Iris Kammerer - Die Schwerter des Tiberius

  • Magna, ich tummle mich jetzt erst einmal in anderen Zeiten, bloß die Gegend bleibt. :grin
    Mal sehen, wann ich Gelegenheit habe, mal wieder in die gewünschten Gefilde einzutauchen. Im Grunde ist diese historische "Episode" für mich abgeschlossen, aber es gibt ja noch andere.
    Kaiserzeit bzw. Spätantike fände ich sehr *spannend*, aber weil sich darunter nicht mehr viele Leute etwas vorstellen können, ist das schwierig zu vermitteln. Aber ich bin natürlich dran. ;-)


    Lies du erst mal das Schlachtgetümmel. :lache :wave

  • Was hat er nur an sich, jener Gaius Cornelius Cinna, Abkömmling und letzter Spross einer alten römischen Adelsfamilie, dem dieser Stolz, der den Römern ja so eigen ist, diese Arroganz, mit der sie aller – damals bekannten - Welt ihren Stempel aufzudrücken versuchten, anscheinend ein wenig abhanden gekommen ist während des Jahres seines Aufenthaltes bei einem germanischen Stamm, dass ich ihn gedanklich nicht beiseite schieben kann?

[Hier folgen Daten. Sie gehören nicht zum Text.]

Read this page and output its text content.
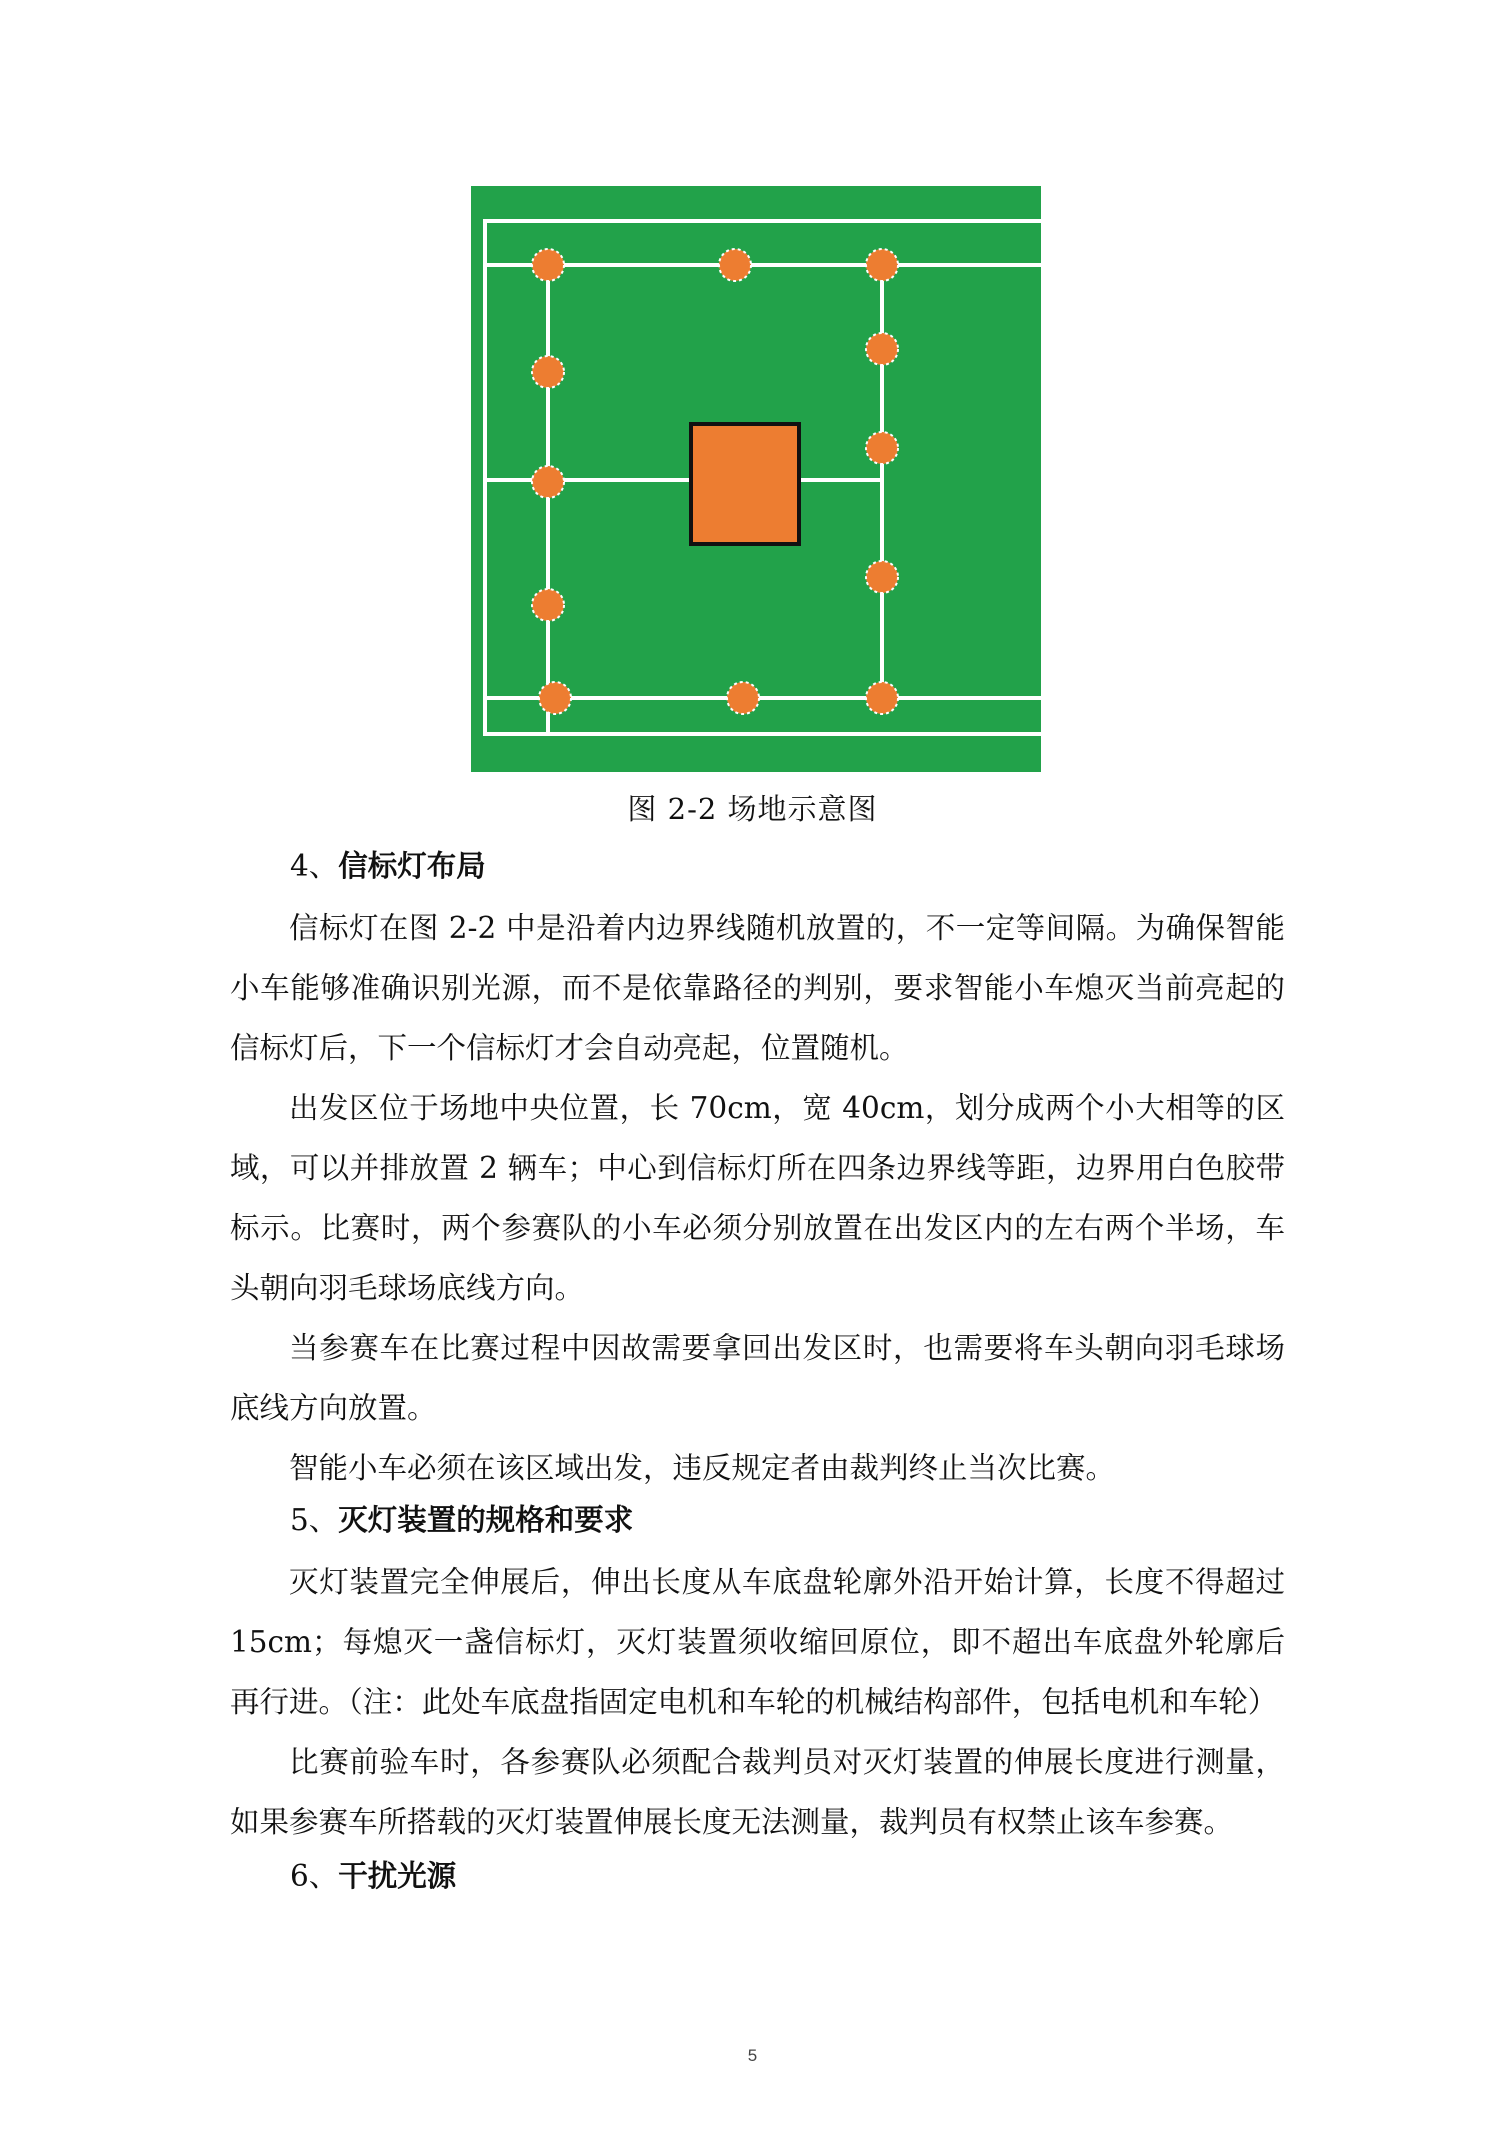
图 2-2 场地示意图
4、信标灯布局

信标灯在图 2-2 中是沿着内边界线随机放置的，不一定等间隔。为确保智能小车能够准确识别光源，而不是依靠路径的判别，要求智能小车熄灭当前亮起的信标灯后，下一个信标灯才会自动亮起，位置随机。

出发区位于场地中央位置，长 70cm，宽 40cm，划分成两个小大相等的区域，可以并排放置 2 辆车；中心到信标灯所在四条边界线等距，边界用白色胶带标示。比赛时，两个参赛队的小车必须分别放置在出发区内的左右两个半场，车头朝向羽毛球场底线方向。

当参赛车在比赛过程中因故需要拿回出发区时，也需要将车头朝向羽毛球场底线方向放置。

智能小车必须在该区域出发，违反规定者由裁判终止当次比赛。

5、灭灯装置的规格和要求

灭灯装置完全伸展后，伸出长度从车底盘轮廓外沿开始计算，长度不得超过 15cm；每熄灭一盏信标灯，灭灯装置须收缩回原位，即不超出车底盘外轮廓后再行进。（注：此处车底盘指固定电机和车轮的机械结构部件，包括电机和车轮）

比赛前验车时，各参赛队必须配合裁判员对灭灯装置的伸展长度进行测量，如果参赛车所搭载的灭灯装置伸展长度无法测量，裁判员有权禁止该车参赛。

6、干扰光源
5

Dass ich so gerne wissen möchte, wie sein Leben weitergeht? Wie weit war sein Weg doch von dem unnahbaren Tribun zu dem manchmal schon fast liebenswerten Praefecten einer Hilfstruppe! Wie vermag er sich heute resp. in dem Buch zu sorgen um die Seinen, um die, die ihm wichtig sind, seien es Römer, seien es Germanen. Ich glaube, seiner Obhut könnte man sich wohl anvertrauen. Ein wenig stur ist er schon, und ich stelle mir gerne vor, dass diese Sturheit eben durch den Kontakt mit den so anderen Lebensgewohnheiten der „Barbaren“ geweckt und verstärkt wurde, so sehr, dass er sogar Befehle von höchster Stelle ignoriert, ihnen zuwider handelt. Hätte der römische Tribun wohl so gehandelt, wie es Cinna in „Die Schwerter des Tiberius“ tut? Ich glaube kaum, denn, so will mir scheinen, er ist ein gut Stück toleranter geworden, versteht die „Barbaren“ nicht mehr als die „Wilden“, sondern als Menschen, die vielleicht von den Römern gar nicht so verschieden sind.

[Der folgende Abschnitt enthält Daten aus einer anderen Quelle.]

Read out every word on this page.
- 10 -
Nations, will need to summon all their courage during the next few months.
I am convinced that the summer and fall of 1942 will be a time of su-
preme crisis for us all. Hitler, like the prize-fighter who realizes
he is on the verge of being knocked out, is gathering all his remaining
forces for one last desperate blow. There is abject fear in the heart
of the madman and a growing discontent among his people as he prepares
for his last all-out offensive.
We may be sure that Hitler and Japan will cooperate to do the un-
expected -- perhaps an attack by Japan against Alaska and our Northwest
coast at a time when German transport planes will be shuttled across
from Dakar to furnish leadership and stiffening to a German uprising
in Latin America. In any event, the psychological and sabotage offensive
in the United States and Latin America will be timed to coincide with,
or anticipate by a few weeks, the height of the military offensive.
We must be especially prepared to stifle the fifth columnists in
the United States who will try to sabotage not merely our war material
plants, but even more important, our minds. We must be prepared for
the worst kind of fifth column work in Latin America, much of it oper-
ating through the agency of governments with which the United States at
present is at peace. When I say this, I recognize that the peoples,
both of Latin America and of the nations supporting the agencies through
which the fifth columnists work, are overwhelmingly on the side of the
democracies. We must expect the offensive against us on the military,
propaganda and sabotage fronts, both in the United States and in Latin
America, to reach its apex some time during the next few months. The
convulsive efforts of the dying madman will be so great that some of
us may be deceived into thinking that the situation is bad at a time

    Was haben sie nur an sich, Sunja und Saldir, die beiden Töchter germanischer Wälder, teilweise römisch erzogen die eine, wissbegierig, alles, was Buchstaben hat, aufsaugend wie ein Schwamm die andere, dass ich mich so um sie sorge? Dass ich es fast nicht ertragen kann, wenn die eine brutaler Gewalt ausgesetzt ist, wenn die andere das ihr angediehene Wissen schmäht und zu vergessen sucht, um sich nicht von den anderen Mädchen und Frauen zu sehr abzuheben, weil sie - vielleicht – unbewusst – Angst hat vor der Ausgrenzung, vor dem Beiseitegeschobenwerden, vor den Augen, die scheel schauen, vor den Mündern, aus denen spitze Bemerkungen gleich Pfeilen abgeschossen werden? Wie gerne würde ich Sunja in meinem Garten willkommen heißen, wie gerne Saldir meine Bücher geben, wie gerne mich mit ihnen zusammensetzen, über dieses und jenes plaudern. Denn plaudern ließe sich sicherlich mit beiden gut, und ob die Plauderei nun das Gewand der Nachbarin oder die Verse Homers streifte, kümmerte nur uns drei.

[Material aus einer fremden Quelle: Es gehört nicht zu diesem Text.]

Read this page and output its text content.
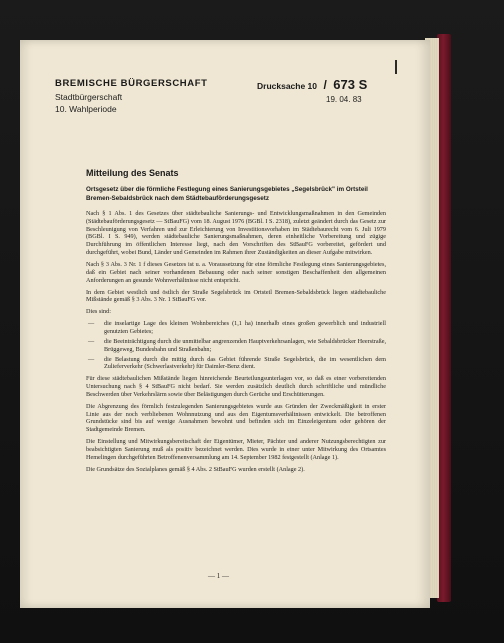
BREMISCHE BÜRGERSCHAFT
Stadtbürgerschaft
10. Wahlperiode
Drucksache 10 / 673 S
19. 04. 83
Mitteilung des Senats
Ortsgesetz über die förmliche Festlegung eines Sanierungsgebietes „Segelsbrück" im Ortsteil Bremen-Sebaldsbrück nach dem Städtebauförderungsgesetz

Nach § 1 Abs. 1 des Gesetzes über städtebauliche Sanierungs- und Entwicklungsmaßnahmen in den Gemeinden (Städtebauförderungsgesetz — StBauFG) vom 18. August 1976 (BGBl. I S. 2318), zuletzt geändert durch das Gesetz zur Beschleunigung von Verfahren und zur Erleichterung von Investitionsvorhaben im Städtebaurecht vom 6. Juli 1979 (BGBl. I S. 949), werden städtebauliche Sanierungsmaßnahmen, deren einheitliche Vorbereitung und zügige Durchführung im öffentlichen Interesse liegt, nach den Vorschriften des StBauFG vorbereitet, gefördert und durchgeführt, wobei Bund, Länder und Gemeinden im Rahmen ihrer Zuständigkeiten an dieser Aufgabe mitwirken.

Nach § 3 Abs. 3 Nr. 1 f dieses Gesetzes ist u. a. Voraussetzung für eine förmliche Festlegung eines Sanierungsgebietes, daß ein Gebiet nach seiner vorhandenen Bebauung oder nach seiner sonstigen Beschaffenheit den allgemeinen Anforderungen an gesunde Wohnverhältnisse nicht entspricht.

In dem Gebiet westlich und östlich der Straße Segelsbrück im Ortsteil Bremen-Sebaldsbrück liegen städtebauliche Mißstände gemäß § 3 Abs. 3 Nr. 1 StBauFG vor.

Dies sind:

— die inselartige Lage des kleinen Wohnbereiches (1,1 ha) innerhalb eines großen gewerblich und industriell genutzten Gebietes;
— die Beeinträchtigung durch die unmittelbar angrenzenden Hauptverkehrsanlagen, wie Sebaldsbrücker Heerstraße, Brüggeweg, Bundesbahn und Straßenbahn;
— die Belastung durch die mittig durch das Gebiet führende Straße Segelsbrück, die im wesentlichen dem Zulieferverkehr (Schwerlastverkehr) für Daimler-Benz dient.

Für diese städtebaulichen Mißstände liegen hinreichende Beurteilungsunterlagen vor, so daß es einer vorbereitenden Untersuchung nach § 4 StBauFG nicht bedarf. Sie werden zusätzlich deutlich durch schriftliche und mündliche Beschwerden über Verkehrslärm sowie über Belästigungen durch Gerüche und Erschütterungen.

Die Abgrenzung des förmlich festzulegenden Sanierungsgebietes wurde aus Gründen der Zweckmäßigkeit in erster Linie aus der noch verbliebenen Wohnnutzung und aus den Eigentumsverhältnissen entwickelt. Die betroffenen Grundstücke sind bis auf wenige Ausnahmen bewohnt und befinden sich im Einzeleigentum oder gehören der Stadtgemeinde Bremen.

Die Einstellung und Mitwirkungsbereitschaft der Eigentümer, Mieter, Pächter und anderer Nutzungsberechtigten zur beabsichtigten Sanierung muß als positiv bezeichnet werden. Dies wurde in einer unter Mitwirkung des Ortsamtes Hemelingen durchgeführten Betroffenenversammlung am 14. September 1982 festgestellt (Anlage 1).

Die Grundsätze des Sozialplanes gemäß § 4 Abs. 2 StBauFG wurden erstellt (Anlage 2).

— 1 —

    Was hat sie nur an sich, die Iris Kammerer, dass sie mich in einer Zeit festzuhalten vermag, die so gar nicht die meine ist, nämlich die des Augustus, des Tiberius? Wie macht sie das, dass ich nun schon zum dritten Mal ein Buch von ihr lese, in dem ein Römer die Hauptrolle spielt? Wie macht sie das, dass die Figuren so lebendig für mich geworden sind, dass ich beispielsweise, als ich jüngst ein paar Blumen umsetzte, bei mir gedacht habe: „Die muss ich Sunja geben für ihren Garten“? Vielleicht liegt es ja daran, dass die Rollenverteilung so klar doch nicht ist: hier die „guten“, die ach so kultivierten Römer, dort die „bösen“ Barbaren, tumbe Toren allesamt, schließlich konnten sie ja nicht lesen und nicht schreiben, und schmutzig waren sie auch noch. Iris lässt mir die Wahl, so ist mein Eindruck, und meine Wahl fällt nach „Die Schwerter des Tiberius“ wieder ein wenig eindeutiger aus, und nein, es sind nicht die Römer, und nein, es tut mir nicht leid, dass es die Germanen sind. Mag ja sein, dass die römische Kultur vordergründig so über allen anderen stand, aber war dem wirklich so? Im Falle der Germanen wissen wir ja nun einmal nicht sehr viel, weil sie keine Schrift kannten und wohl auch eine große Scheu davor hatten, ihre Mythen, ihre Geschichte aufgeschrieben zu wissen. Waren sie deshalb dümmer? Oder anders gefragt: Hätten sich zum Beispiel die Marser etwas „freudiger“ niedermetzeln lassen sollen, weil die Soldaten, die über sie kamen, so unendlich viel bessere Waffen hatten als sie, so unendlich viel besser ausgebildet und taktisch aufgestellt waren? Tat der Hunger etwas weniger weh, weil die, die die Felder verwüsteten, vielleicht des Lesens und Schreibens kundig waren? Waren die Exzesse, denen germanische Frauen ausgesetzt waren, weniger schlimm für sie, weil ihre Peiniger das Bad kannten? Waren die Behandlungen, die die Germanen den Römern angedeihen ließen, so sie sie überhaupt bekriegen, ihrer habhaft werden konnten, brutaler, weil sie keine Verse rezitieren konnten? Leicht kann man es sich wohl nicht machen, weder in die eine noch in die andere Richtung – und auch deshalb bin ich Iris zu Dank verpflichtet, weil sie in ihren Büchern für mich plausibel Geschichte so hat lebendig werden lassen, dass ich glauben kann, es sei so gewesen. Gut und Böse orientiert sich eben nicht – nur - an Bildung und Kultur – wenn ich das nicht glauben könnte, müsste ich dann nicht verzweifeln?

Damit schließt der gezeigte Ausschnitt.